Todos erraram, mas Hobsbawm errou muito mais, pois ele mesmo, ainda que reconhecendo que o socialismo representava uma parte pequena do PIB mundial (mesmo com grandes recursos naturais), uma parte ainda menor do comércio internacional, uma parte ínfima dos fluxos de capitais, e uma parte ainda menos expressiva das inovações tecnológicas, ainda assim ele continuou a atribuir ao socialismo um poder transformador que ele de fato não tinha.
Hobsbawm também errou ao preservar o limitado molde marxista em suas análises do sistema econômico dos países, e, portanto, em crer que o capitalismo estava condenado a crises irremediáveis, condutoras a seu fracasso enquanto sistema.
Ele pelo menos tinha alguma sofisticação em suas análises, ao passo que os marxistas vulgares se agitavam alegremente cada vez que ocorria uma crise setorial nos sistemas capitalistas.
Em resumo, Hobsbawm foi um bom historiador "pré-capitalista", mas um péssimo historiador "socialista", e deixou sua fé no marxismo embotar suas análises dos processos econômicos e políticos dos séculos 19 e 20. 
Deixo de lado sua condescendência com os crimes dos socialismos reais do século 20, o stalinista e o maoísta, pois nesse quesito ele teria de ser condenado pelo lado moral, algo relativo nos marxistas. 
Eu estava apenas considerando seu trabalho como historiador.
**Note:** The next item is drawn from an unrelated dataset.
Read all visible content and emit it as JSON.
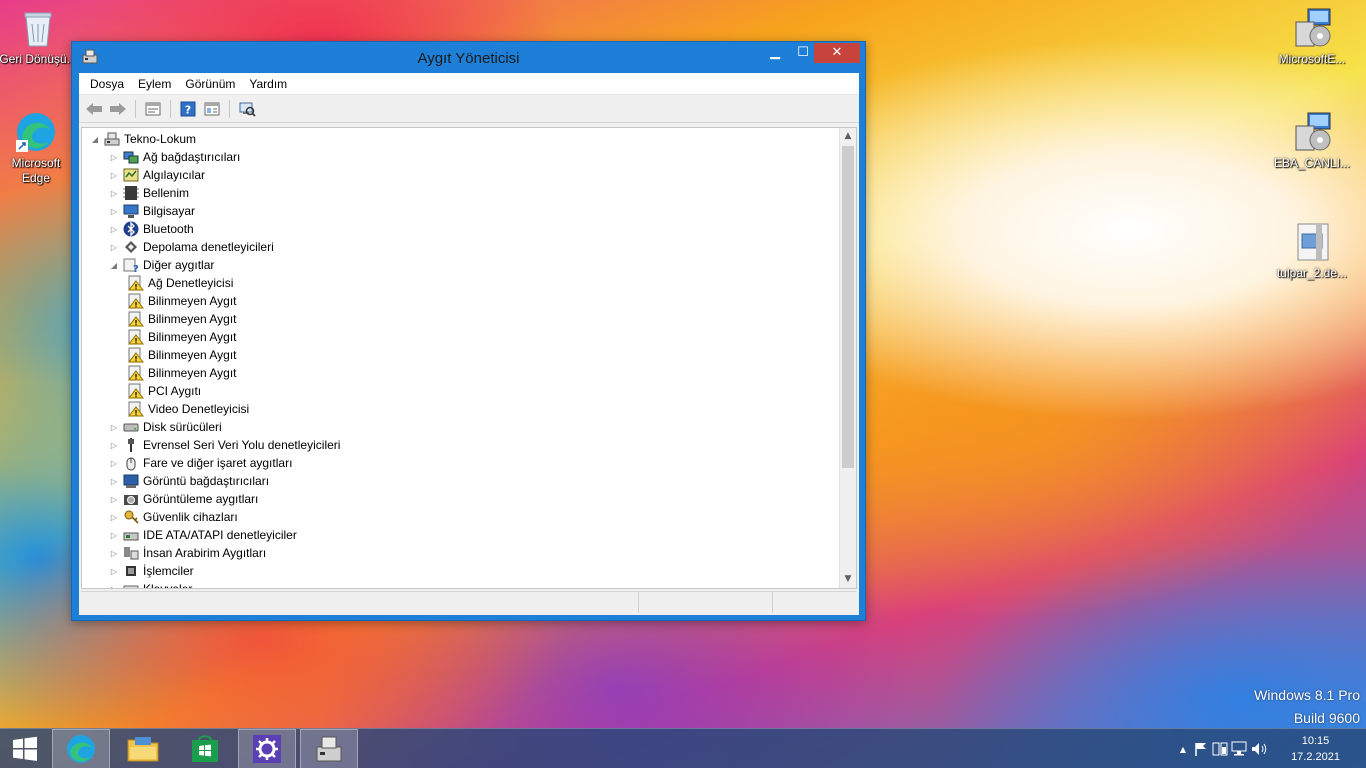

Ele falhou, como falharam muitos outros intelectuais. Que tenha demorado tanto tempo em reconhecer seus erros, conta em seu desfavor, mas de fato ele nunca renunciou a seu anticapitalismo visceral e a seu socialismo ingênuo.
Descanse em paz, é o que lhe desejo.
O problema, para nós acadêmicos, é que suas análises vão continuar contaminando com seus equívocos os trabalhos nas nossas universidades por muito tempo ainda, pois seus livros são cultuados e seguidos nas Humanidades. A cegueira voluntária demora muito para se dissipar, se é que isso ocorre: muitos são infensos aos dados da realidade, e preferem continuar se alimentando de ilusões.
Eric Hobsbawm foi um dos grandes ilusionistas do século 20. 
Não será certamente o último, mas ele era um dos mais importantes.
Talvez voltemos agora a explicações mais razoáveis, como as de um Paul Johnson, de um Niall Ferguson, de um David Landes. Pelo menos, são os que me ocorrem de sugerir a alunos em busca de historiadores mais razoáveis (e honestos).

Paulo Roberto de Almeida 
Brasília, 8 de outubro de 2012

3 comentários:

Anônimo disse...

Obrigada pela opinião :)
Os estudantes universitários agradecem.

Leandro Levlavi Pereira disse...

A questão que eu iria formular foi respondida no fim do texto por antecipação. Em qualquer curso de RI, nesse país, se dá as boas vindas com um livro de Hobsbawm nas mãos... pior: cursei um ano de Publicidade e Propaganda e até nesse curso os alunos são obrigados a engolir um historiador socialista, marxista, comunista, o que seja. Niall Ferguson, não me é estranho, verificarei os outros dois. Obrigado.

Edivaldo Júnior disse...

Ótimo comentário Paulo. Eu lhe dou muito com os textos dele em minha universidade, principalmente por meio da influência que os meus professores tiveram. Influência desgraçada...

Att,

Edivaldo Gomes

p.s. Irei repassar este ótimo artigo à todos os meus amigos.